Roy Ascott: Telematic Embrace. Visionary Theories of Art, Technologies, and Consciousness, Edited and with an Essay by Edward A. Shranken, The University of California Press 2003
MagNet
MagNet is a network developed to support critical debate and resource sharing among independent print/web magazines in the field of electronic culture. Building on the strong editorial traditions of each partner, it is building infrastructure and knowledge exchange systems by which distribution, subscription, translation and editorial content can be improved within the network as a whole. Currently, MagNet is made up of nine magazines and five affiliated organizations, all of which are creatively engaged with the field of electronic culture. Through its publications, MagNet aims to help define this field as one of new and varied cultural forms, and to offer a potentially public space for the negotiation of cultural values.

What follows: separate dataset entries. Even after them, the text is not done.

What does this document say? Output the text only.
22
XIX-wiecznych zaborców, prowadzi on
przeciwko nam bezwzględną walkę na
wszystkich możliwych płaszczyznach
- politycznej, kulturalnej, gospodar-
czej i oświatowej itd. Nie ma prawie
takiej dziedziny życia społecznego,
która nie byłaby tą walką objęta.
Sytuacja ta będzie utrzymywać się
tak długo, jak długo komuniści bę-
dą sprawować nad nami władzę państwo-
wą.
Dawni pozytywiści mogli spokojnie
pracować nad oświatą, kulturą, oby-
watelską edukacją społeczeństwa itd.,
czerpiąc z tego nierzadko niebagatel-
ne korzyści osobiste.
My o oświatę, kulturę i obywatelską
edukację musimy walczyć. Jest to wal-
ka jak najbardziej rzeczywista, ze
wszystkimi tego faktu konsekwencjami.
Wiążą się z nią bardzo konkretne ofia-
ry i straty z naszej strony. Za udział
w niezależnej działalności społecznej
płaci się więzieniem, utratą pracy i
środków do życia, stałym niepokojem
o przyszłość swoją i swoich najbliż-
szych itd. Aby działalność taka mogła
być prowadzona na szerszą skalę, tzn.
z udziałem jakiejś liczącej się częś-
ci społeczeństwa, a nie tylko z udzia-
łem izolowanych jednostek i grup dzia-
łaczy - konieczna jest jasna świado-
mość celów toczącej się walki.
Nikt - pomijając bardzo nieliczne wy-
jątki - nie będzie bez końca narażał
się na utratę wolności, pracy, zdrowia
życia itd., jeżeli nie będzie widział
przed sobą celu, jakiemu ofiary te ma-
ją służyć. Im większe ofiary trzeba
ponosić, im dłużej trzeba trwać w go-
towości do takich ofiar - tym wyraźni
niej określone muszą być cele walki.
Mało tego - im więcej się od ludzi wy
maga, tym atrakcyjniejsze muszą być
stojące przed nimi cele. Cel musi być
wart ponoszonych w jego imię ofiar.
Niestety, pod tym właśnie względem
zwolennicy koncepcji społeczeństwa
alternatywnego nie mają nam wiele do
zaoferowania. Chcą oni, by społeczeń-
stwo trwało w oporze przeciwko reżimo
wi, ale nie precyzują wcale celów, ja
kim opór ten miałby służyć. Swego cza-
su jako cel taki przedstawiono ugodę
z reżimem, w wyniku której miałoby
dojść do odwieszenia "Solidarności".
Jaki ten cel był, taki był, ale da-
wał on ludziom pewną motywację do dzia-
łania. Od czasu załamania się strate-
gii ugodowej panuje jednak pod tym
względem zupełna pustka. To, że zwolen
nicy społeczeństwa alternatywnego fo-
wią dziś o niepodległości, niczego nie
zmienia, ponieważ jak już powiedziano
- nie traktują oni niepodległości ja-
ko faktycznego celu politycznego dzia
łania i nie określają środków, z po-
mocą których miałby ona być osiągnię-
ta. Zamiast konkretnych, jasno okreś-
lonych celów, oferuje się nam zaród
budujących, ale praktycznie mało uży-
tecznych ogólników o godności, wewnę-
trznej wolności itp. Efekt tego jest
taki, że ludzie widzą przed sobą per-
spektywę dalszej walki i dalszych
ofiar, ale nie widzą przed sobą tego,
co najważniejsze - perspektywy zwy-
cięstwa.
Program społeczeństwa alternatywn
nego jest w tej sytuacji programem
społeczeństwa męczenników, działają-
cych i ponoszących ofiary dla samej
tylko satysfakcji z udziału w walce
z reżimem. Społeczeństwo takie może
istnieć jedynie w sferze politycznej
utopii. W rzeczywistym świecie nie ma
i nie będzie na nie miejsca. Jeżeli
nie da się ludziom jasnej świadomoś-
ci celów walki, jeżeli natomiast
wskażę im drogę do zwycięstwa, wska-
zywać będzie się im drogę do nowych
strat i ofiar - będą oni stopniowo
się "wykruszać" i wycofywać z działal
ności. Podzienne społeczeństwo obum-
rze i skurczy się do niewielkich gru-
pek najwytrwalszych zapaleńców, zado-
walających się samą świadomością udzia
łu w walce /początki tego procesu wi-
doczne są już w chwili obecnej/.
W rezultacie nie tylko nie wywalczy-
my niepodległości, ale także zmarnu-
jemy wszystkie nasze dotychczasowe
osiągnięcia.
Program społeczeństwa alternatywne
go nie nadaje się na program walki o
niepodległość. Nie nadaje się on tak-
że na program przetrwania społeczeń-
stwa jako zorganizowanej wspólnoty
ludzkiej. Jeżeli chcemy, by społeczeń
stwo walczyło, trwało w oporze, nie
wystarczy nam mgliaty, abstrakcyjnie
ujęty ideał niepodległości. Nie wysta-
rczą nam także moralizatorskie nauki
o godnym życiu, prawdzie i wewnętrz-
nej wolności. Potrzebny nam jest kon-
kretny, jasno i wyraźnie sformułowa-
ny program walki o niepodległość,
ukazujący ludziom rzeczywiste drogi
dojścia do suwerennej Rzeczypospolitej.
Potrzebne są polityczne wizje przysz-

By promoting the diversity of specific cultures and media content, MagNet seeks to simultaneously harness and critique current trends of globalization.
Slavo Krekovic (SK, 3⁄4 Review), Alessandro Ludovico (I, Neural), Georg
Schöllhammer (A, springerin) and Simon Worthington & Pauline van Mourik
Broekman (UK, mute) on MagNet.
Eugene Thacker (USA): Biomedia
University of Minnesota Press, “Electronic Mediations” series
Biomedia is a book about the future of the intersection of molecular biology and computer science. Adopting a media studies approach to biology, Biomedia is a critical analysis of research fields that explores the relationships between biologies and technologies, between genetic “codes” and computer “codes.” In doing so Biomedia looks beyond the familiar examples of cloning, genetic engineering and gene therapy, all of which are predicated on the centrality of DNA or genes. Instead, it looks to emerging fields in the intermediary zone between bioscience and computer science, a zone in which “life” is often understood as “information.”